Conto gótico: Ele não a encontrará quando voltar

 
  Estava ela, sentada próximo ao precipício onde sempre se encontravam, abaixo da triste lua que foi encoberta por espessas nuvens, céu sem estrelas, apenas com a luz de uma vela quase toda derretida, debruçada em seu violão, mas já não tinha vontade de toca-lo não desejava mais ouvir seu som.
 Tal som que vagava em seus sonhos, mas não o som deste violão e sim o do seu amado ruivo, este que durante muito tempo a acompanhou, tornando-a cada dia menos infeliz, preenchendo sua vida de cor e deixando com uma única certeza. E durante essas noites escuras de pleno breu, vivia a reclamar para a lua:
  -Sim este é o meu amado! Pena que apenas posso chama-lo de amigo...
  Sempre se perguntava se deveria ser feliz por ter essa amizade ou triste por saber que jamais passaria disso... Ele chegou sorrateiramente, com sua pele rosada, olhos tão negros quanto a noite e seu cabelo vermelho como as chamas da mais ardente fogueira. Estava tragicamente marcado para partir e se despediu:
  - Sinto muito Flor, mas minha passagem por aqui é breve, jamais esquecerei os momentos que passamos juntos, sua amizade foi o melhor tesouro que eu poderia ter encontrado.

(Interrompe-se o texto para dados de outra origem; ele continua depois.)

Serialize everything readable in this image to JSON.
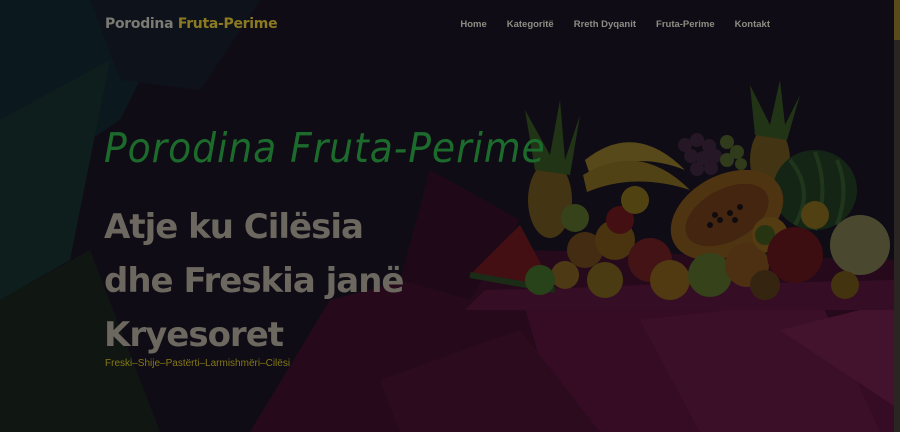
{
  "header": {
    "brand_part1": "Porodina",
    "brand_part2": "Fruta-Perime",
    "nav": [
      "Home",
      "Kategoritë",
      "Rreth Dyqanit",
      "Fruta-Perime",
      "Kontakt"
    ]
  },
  "hero": {
    "script_title": "Porodina Fruta-Perime",
    "title_lines": [
      "Atje ku Cilësia",
      "dhe Freskia janë",
      "Kryesoret"
    ],
    "tagline": "Freski–Shije–Pastërti–Larmishmëri–Cilësi"
  },
  "colors": {
    "accent_yellow": "#8c7a22",
    "accent_green": "#1c6b2c",
    "background_pink": "#5e1038"
  }
}
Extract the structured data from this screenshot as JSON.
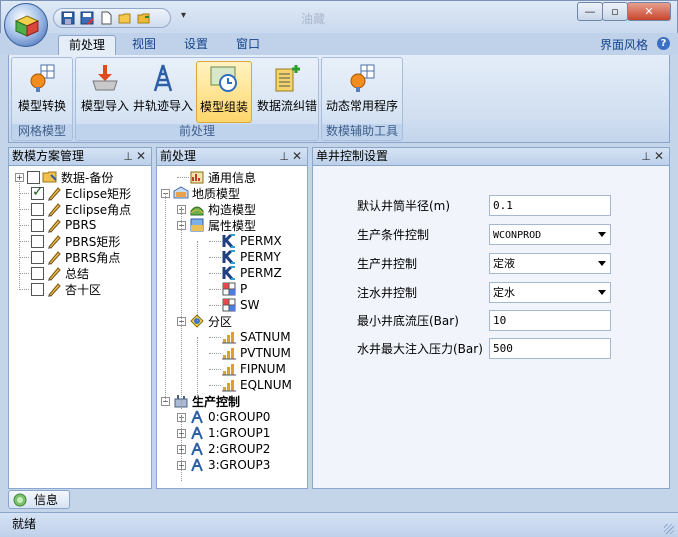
{
  "window": {
    "title": "油藏"
  },
  "qat": {
    "more_label": "▾"
  },
  "ribbon_tabs": [
    "前处理",
    "视图",
    "设置",
    "窗口"
  ],
  "ribbon_right": {
    "style_label": "界面风格",
    "help_label": "?"
  },
  "ribbon": {
    "groups": [
      {
        "label": "网格模型",
        "buttons": [
          "模型转换"
        ]
      },
      {
        "label": "前处理",
        "buttons": [
          "模型导入",
          "井轨迹导入",
          "模型组装",
          "数据流纠错"
        ]
      },
      {
        "label": "数模辅助工具",
        "buttons": [
          "动态常用程序"
        ]
      }
    ],
    "active_button": "模型组装"
  },
  "panels": {
    "scheme": {
      "title": "数模方案管理"
    },
    "pre": {
      "title": "前处理"
    },
    "well": {
      "title": "单井控制设置"
    }
  },
  "scheme_tree": [
    {
      "label": "数据-备份",
      "checked": false
    },
    {
      "label": "Eclipse矩形",
      "checked": true
    },
    {
      "label": "Eclipse角点",
      "checked": false
    },
    {
      "label": "PBRS",
      "checked": false
    },
    {
      "label": "PBRS矩形",
      "checked": false
    },
    {
      "label": "PBRS角点",
      "checked": false
    },
    {
      "label": "总结",
      "checked": false
    },
    {
      "label": "杏十区",
      "checked": false
    }
  ],
  "pre_tree": {
    "general": "通用信息",
    "geo": "地质模型",
    "structure": "构造模型",
    "property": "属性模型",
    "props": [
      "PERMX",
      "PERMY",
      "PERMZ",
      "P",
      "SW"
    ],
    "zone": "分区",
    "zones": [
      "SATNUM",
      "PVTNUM",
      "FIPNUM",
      "EQLNUM"
    ],
    "production": "生产控制",
    "groups": [
      "0:GROUP0",
      "1:GROUP1",
      "2:GROUP2",
      "3:GROUP3"
    ]
  },
  "well_form": {
    "radius_label": "默认井筒半径(m)",
    "radius_value": "0.1",
    "cond_label": "生产条件控制",
    "cond_value": "WCONPROD",
    "prod_label": "生产井控制",
    "prod_value": "定液",
    "inj_label": "注水井控制",
    "inj_value": "定水",
    "min_bhp_label": "最小井底流压(Bar)",
    "min_bhp_value": "10",
    "max_inj_label": "水井最大注入压力(Bar)",
    "max_inj_value": "500"
  },
  "bottom": {
    "info_tab": "信息"
  },
  "status": {
    "text": "就绪"
  }
}
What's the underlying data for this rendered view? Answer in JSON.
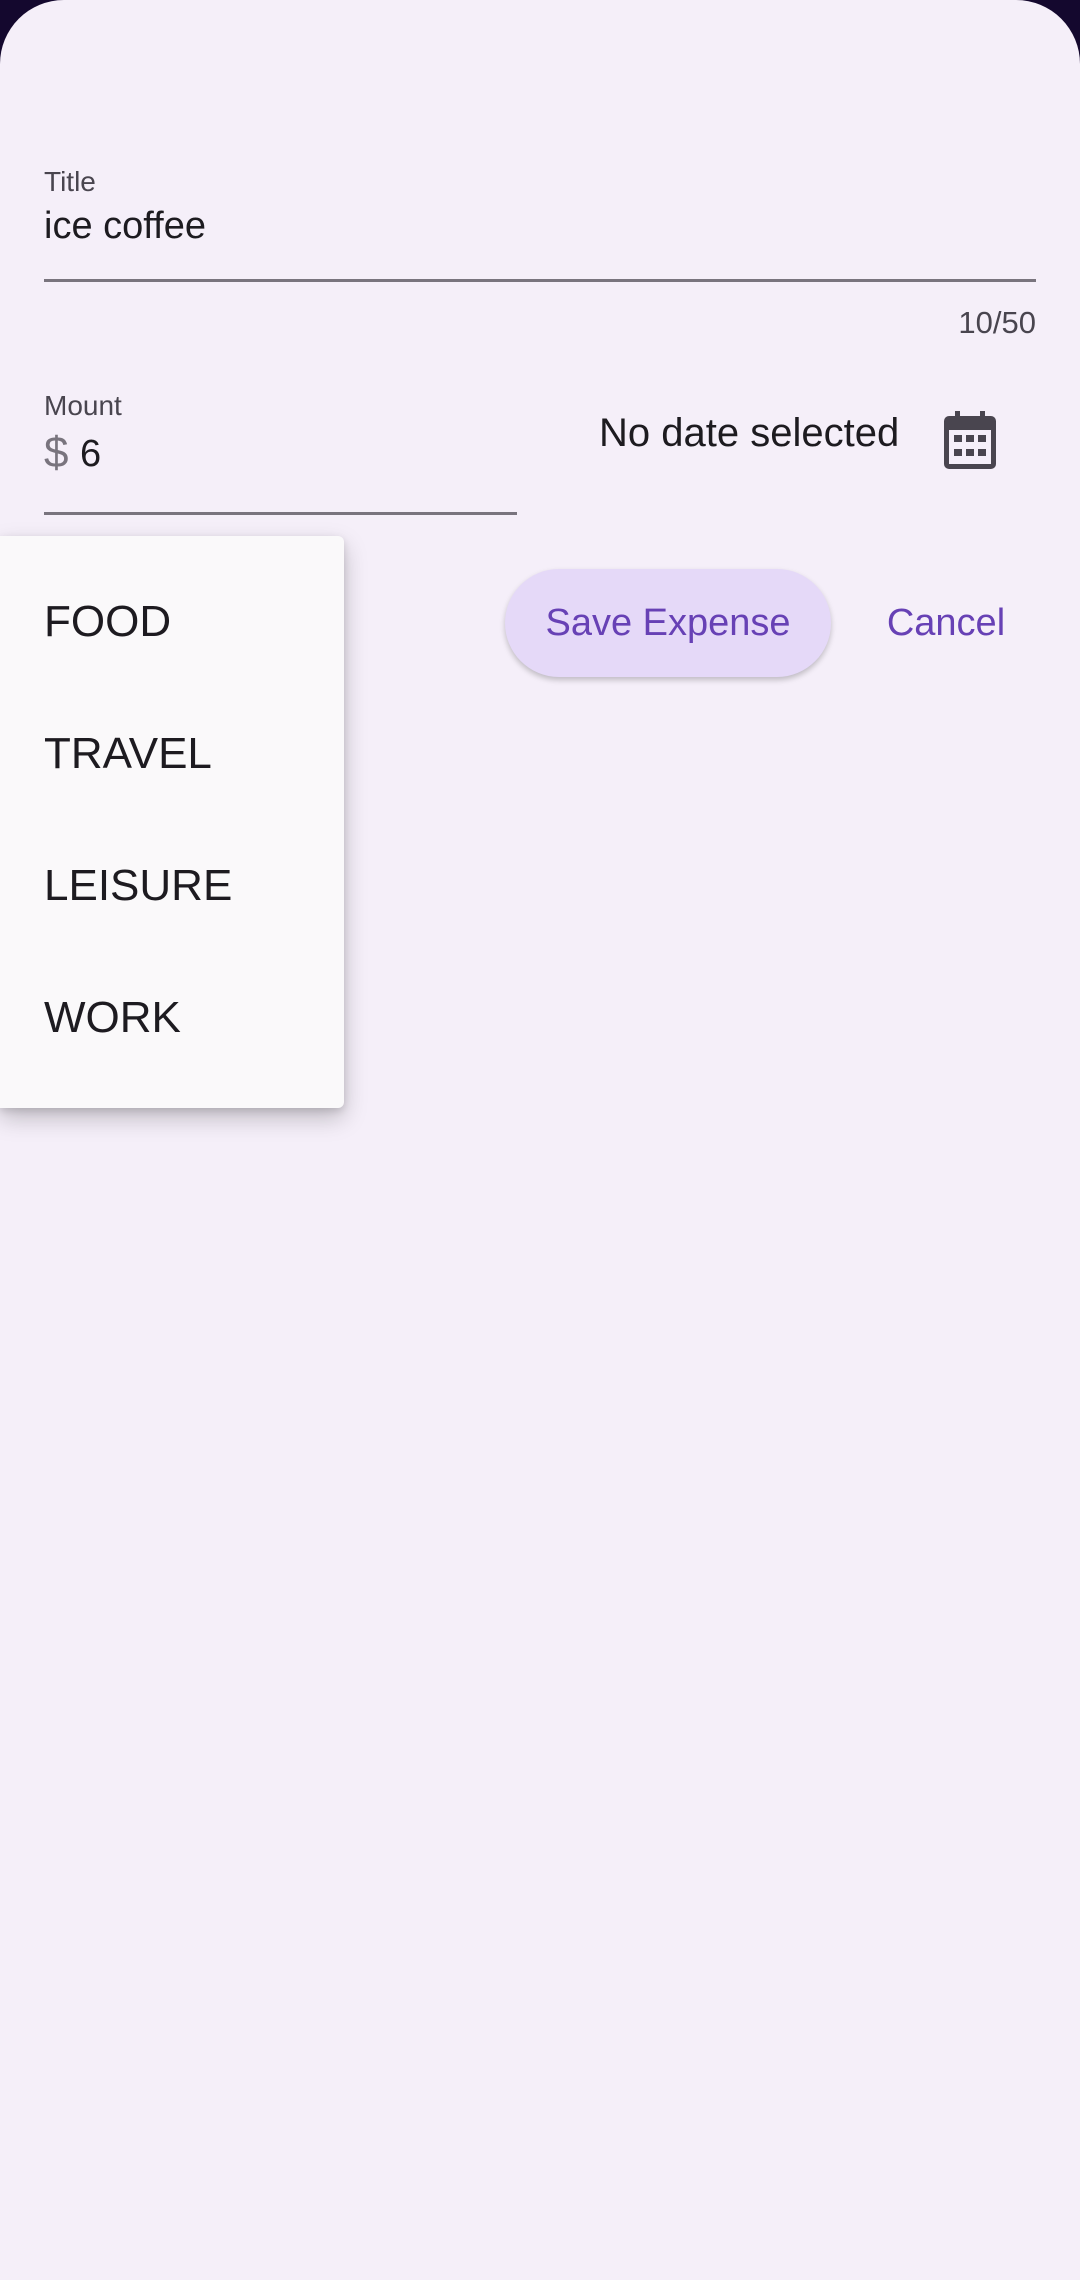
{
  "form": {
    "title_field": {
      "label": "Title",
      "value": "ice coffee",
      "counter": "10/50"
    },
    "amount_field": {
      "label": "Mount",
      "prefix": "$",
      "value": "6"
    },
    "date": {
      "text": "No date selected",
      "icon": "calendar-icon"
    },
    "actions": {
      "save_label": "Save Expense",
      "cancel_label": "Cancel"
    }
  },
  "category_dropdown": {
    "options": [
      "FOOD",
      "TRAVEL",
      "LEISURE",
      "WORK"
    ]
  },
  "colors": {
    "sheet_background": "#f5eff9",
    "accent": "#6741b5",
    "button_fill": "#e5d9f8",
    "menu_background": "#faf9fa",
    "outer_background": "#14082e"
  }
}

  -Mas por que ira me deixar assim? Se somos tão felizes juntos não há motivos para nos separamos! Quem vai tocar violão para mim? Quem vai me divertir com piadas sem graça...e ...
  -Sua ingratidão me desola! - Ele a interrompeu - Como pode dizer que minhas piadas são sem graça? Mas isso é relevante... o importante é o que eu estou te deixando, te ensinei a tocar, isso te fará feliz. Quando a terrível caveira da saudade e da solidão bater em sua porta, pegue seu violão e olhe para a lua, ouça o vento soprar e assim se lembrara de mim.
 - Não me abandone eu o amo! Não tenho duvidas que daria certo com você...
 - Flor se me ama comprovara que a ausência diminuí as paixões medíocres e aumenta as grandes, como o vento apaga as velas e atiça as fogueiras. Eu gosto muito  de você mas agora num dá... Quem sabe um dia...
   E num doloroso suspiro sentiu os lábios de seu amado tocar-lhe o rosto que estava banhado em lágrimas, não moveu um músculo, apenas respirava por que era um movimento involuntário, parecia que seu coração iria parar naquele instante estavam arrancando um pedaço de sua alma.
  O silêncio tomou conta, quase se podia ouvir o coração dele disparado, talvez um pouco assustado com aquela revelação inesperada, mas do que nunca sentiu que não deveria ir. Mas com firmeza em seu olhar pegou sua bagagem, virou as costas e seguiu andando levando o sorriso e o pouco de alegria que tinha dado a ela. Como se não bastaste, antes de sumir na mais densa escuridão, gritou a o longe:
  - Não me espere voltar mas também não me esqueça!
  Gerando essas gotículas de esperança ouvia essas palavras ecoarem na mente dela, que já não via motivos para ver mais uma vez o amanhecer, levantou-se com seu cabelo preto e seu vestido branco esvoaçante com a brisa. O violão caiu ao chão e acabou o pavio da vela que era sua única fonte de luz.
  Com o quem caminha para a morte só conseguia pensar em como poderia ter sido feliz com seu amado ruivo se ele não tivesse partido, três passos ao precipício, segundos depois ouviu-se um baque estrondoso e surgiu o sol no horizonte.